Stupidly ironic, given that Mr. Ozone here installed a cat when converting to 3" exhaust
Anyway, I have been waiting until I successfully stabilize my temp/snorkel-filter-intake/2-battery setup to solicit custom flashes from Los Genios. I did one of the basic flashes to adios the egr code; that flash also seemed to noticeably enhance overall performance (looking forward to others). The chronic 299 came a bit later.
Noteworthy: As the "rebuilt" turbo was dying last week the ECU started throwing a "MAF Circuit High" code. I inspected the cable & connector and cleaned the MAF. During, I realized that I may have had my fabricator orient the MAF 90-off inside the intake. Now, the MAF's plate is parallel, not perp, to airflow through intake tube. Whoops; Beer Engineer demoted (again). Interestingly, I flipped the already-disoriented MAF 180 and adios code.
Today I pulled the turbo, and will ship it out to Dieselsite for proper rebuilding. The Wicked Wheel compressor and Garrett turbine are completely destroyed. Ug-ly!
I'm expecting that the 2560's housing is toast, too; hard to imagine those cartridge components not filing their surrounding surfaces beyond salvage.
The local kid who screwed-up the rebuild said his supplier in Mex City will cough-up a "new genuine Garrett" cartridge at no cost.
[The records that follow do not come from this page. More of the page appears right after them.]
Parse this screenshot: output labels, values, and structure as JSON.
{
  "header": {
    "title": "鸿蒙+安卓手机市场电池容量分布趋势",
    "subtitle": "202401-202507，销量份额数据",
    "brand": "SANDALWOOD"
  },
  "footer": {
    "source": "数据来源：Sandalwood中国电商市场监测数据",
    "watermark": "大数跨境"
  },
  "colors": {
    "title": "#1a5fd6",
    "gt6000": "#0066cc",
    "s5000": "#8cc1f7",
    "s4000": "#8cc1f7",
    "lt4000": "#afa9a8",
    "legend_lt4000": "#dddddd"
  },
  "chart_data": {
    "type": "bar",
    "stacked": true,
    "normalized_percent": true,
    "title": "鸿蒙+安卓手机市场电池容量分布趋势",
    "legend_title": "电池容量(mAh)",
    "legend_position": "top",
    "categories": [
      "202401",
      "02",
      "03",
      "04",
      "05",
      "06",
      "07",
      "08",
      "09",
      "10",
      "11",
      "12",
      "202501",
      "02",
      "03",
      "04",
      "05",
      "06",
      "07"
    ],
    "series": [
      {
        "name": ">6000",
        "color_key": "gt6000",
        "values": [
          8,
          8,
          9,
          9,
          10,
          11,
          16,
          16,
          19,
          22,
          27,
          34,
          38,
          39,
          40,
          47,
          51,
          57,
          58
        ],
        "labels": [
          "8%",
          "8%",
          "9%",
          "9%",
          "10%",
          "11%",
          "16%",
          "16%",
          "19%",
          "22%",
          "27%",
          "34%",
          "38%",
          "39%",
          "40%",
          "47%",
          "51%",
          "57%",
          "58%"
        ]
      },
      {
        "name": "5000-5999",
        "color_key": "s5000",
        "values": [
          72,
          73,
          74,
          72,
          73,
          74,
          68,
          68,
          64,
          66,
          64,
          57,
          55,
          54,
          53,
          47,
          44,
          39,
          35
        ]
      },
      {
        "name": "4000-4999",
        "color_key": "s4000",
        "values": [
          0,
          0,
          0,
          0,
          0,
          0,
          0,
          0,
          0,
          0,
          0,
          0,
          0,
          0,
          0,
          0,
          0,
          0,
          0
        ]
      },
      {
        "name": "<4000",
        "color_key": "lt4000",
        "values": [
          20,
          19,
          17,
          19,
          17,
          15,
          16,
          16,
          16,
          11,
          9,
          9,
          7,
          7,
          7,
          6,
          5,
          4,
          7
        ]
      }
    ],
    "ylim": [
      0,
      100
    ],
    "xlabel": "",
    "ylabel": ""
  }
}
I will be shipping that to dieselsite next week: it'll be VERY interesting whether Dsite confirms the cartridge's authenticity (same goes for dead one in turbo).
I am going to plead with Garrett and Dsite to cut me some slack on replacement costs. After all, the new turbo (w/wicked mod) started failing in less than 10k miles. Granted, I do drive like a Sicilian Nona (by N. American standards = maniac), while the turbo has also been subject to sporadic coolant spikes.
The kid says he only profited $120 on the rebuild, so that's what I'm expecting him to refund. No way should I be paying for his education. Can't handle the job? Don't take it. Basic.
Money burned? Yeah; neck-deep in ashes.